いわゆる有害サイトへのアクセスが問題となっている。小中学生が、掲示板等を通じて見知らぬ人と、メール交換しているのである。それも複数の人たちとの交換を楽しんでいるようである。一般的には友だちや親とするのが中心であろうが、20%の子供たちが見知らぬ人とのメール交換をしているという。
私もささやかであるが、メールを楽しんでいる。妻ともメールをする。用事が中心であるが、時にはいろいろな感想を交わすこともある。息子は用件のみである。お金の請求と駅から自宅までのアッシー君である。何年前であろうか、息子が浄土宗の研修道場でハワイに行った。現地で携帯電話を借りることになっていたので、メールで電話番号を知らせるよう督促をした。電話番号の数字のみが送られてきて、日本語はない。親の心配が伝わっていかないのが、すこし寂しかった。
仕事でのメールは別として、メル友と呼べる人は何人かいる。どうも男は携帯でのメールは苦手のようで、女性の方がこまめにメールをしてくれる。
親友の奥さんからもメールが来るので、時にはわたしからもする。ある時、居酒屋でお酒を飲んでいたが、混んでいて「つまみ」が遅い。暇に任せてメールをする。すると奥さんが、自宅の夕食の料理を写メにして送ってきた。「お店の料理ができるまでの、つまみにしてください」とある。なかなかウエットに富んだメールで楽しい。

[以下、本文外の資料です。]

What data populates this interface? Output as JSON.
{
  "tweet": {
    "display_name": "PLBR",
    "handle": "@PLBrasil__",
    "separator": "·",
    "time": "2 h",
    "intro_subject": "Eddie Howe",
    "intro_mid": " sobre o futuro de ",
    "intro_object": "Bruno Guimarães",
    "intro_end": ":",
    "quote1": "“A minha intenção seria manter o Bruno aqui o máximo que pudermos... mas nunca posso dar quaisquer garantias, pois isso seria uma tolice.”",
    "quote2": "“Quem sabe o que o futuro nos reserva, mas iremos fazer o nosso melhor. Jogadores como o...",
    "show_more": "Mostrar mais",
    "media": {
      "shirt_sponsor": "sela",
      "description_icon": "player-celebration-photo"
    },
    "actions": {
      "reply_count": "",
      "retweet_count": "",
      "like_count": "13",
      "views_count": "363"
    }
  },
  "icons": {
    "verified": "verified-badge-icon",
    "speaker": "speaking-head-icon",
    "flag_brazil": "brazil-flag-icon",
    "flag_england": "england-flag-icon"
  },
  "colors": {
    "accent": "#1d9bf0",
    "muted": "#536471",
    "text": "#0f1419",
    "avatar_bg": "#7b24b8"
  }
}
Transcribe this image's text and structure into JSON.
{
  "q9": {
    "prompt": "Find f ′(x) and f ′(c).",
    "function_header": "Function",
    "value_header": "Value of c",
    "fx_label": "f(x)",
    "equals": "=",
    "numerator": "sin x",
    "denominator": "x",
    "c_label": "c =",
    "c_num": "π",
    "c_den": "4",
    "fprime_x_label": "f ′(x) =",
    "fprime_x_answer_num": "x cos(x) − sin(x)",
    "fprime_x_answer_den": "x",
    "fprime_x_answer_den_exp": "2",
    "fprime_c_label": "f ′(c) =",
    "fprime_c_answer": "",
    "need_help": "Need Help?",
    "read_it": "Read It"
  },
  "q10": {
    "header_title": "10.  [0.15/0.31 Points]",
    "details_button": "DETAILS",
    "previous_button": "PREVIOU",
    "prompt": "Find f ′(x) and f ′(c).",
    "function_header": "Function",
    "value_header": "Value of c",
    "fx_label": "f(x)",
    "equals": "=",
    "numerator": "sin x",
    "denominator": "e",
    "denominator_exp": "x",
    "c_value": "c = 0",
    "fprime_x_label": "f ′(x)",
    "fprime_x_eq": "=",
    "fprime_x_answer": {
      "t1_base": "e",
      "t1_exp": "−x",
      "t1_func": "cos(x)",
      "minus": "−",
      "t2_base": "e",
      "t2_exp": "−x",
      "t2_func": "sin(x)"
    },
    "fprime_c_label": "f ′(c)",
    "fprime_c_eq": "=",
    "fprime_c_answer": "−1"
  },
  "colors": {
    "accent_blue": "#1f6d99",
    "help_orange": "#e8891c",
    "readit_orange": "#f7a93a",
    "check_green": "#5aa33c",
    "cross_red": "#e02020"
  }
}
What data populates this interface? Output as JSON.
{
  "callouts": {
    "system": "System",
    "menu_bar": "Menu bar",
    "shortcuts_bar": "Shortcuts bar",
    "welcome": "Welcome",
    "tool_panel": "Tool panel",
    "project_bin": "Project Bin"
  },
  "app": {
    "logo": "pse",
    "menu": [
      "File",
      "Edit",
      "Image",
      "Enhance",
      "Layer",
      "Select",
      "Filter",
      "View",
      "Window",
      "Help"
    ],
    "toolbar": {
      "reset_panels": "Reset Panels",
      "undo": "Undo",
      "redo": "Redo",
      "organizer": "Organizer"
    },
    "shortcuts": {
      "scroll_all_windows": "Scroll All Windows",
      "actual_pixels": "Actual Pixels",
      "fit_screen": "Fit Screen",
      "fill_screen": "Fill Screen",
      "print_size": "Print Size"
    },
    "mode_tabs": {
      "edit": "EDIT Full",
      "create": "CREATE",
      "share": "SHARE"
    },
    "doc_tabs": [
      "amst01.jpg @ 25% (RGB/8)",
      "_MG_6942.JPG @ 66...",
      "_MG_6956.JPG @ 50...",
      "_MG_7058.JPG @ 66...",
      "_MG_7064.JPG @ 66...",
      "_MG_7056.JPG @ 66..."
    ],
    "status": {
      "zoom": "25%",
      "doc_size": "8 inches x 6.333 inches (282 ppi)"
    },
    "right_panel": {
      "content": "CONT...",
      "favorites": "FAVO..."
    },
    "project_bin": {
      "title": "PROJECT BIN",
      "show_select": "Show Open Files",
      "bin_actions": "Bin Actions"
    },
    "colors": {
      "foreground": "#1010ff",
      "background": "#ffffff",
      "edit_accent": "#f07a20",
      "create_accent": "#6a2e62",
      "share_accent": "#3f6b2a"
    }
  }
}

またある同級生夫妻と、しこたま飲んだ。ご主人は帰って熱い風呂に入って寝るというので、「それはやめた方がいい」と強くいってわかれた。つぎの日の朝、奥さんから「やはり、熱い風呂に入って寝ました」とのメールをいただいた。次回はもっと強く注意をしよう。
今、子供たちの携帯を禁止して、果たして問題が解決するのであろうか。子供の教育上よくないからと禁止することは、あまりにも安直であり、真の問題解決とはならないであろう。こうした発想ならば、「天下り」も「税金や年金」の無駄遣いも、つぎつぎと禁止をすればよいではないか。
携帯への不正請求を親に相談したところ、そのサイトに親が利用していない旨連絡をしたこと、子供に注意して今回限りと親が払ってしまった例を知っている。
ところで、そうしたことを考えている人たちが、どれだけ携帯メールをしたことがあるのであろうか。ますます情報社会はすすんでいくであろうし、次からつぎへと新しいアイテムが登場してくるであろう。ただ禁止するという手法は、あまりにも短絡的といわねばならない。携帯等の新しいアイテムは、諸刃の剣(もろばのつるぎ)であること、その使い方を教えていくことのが重要であろう。
禁止するだけならば、わたしでも政治家そして政府懇談会のメンバーになれるだろう。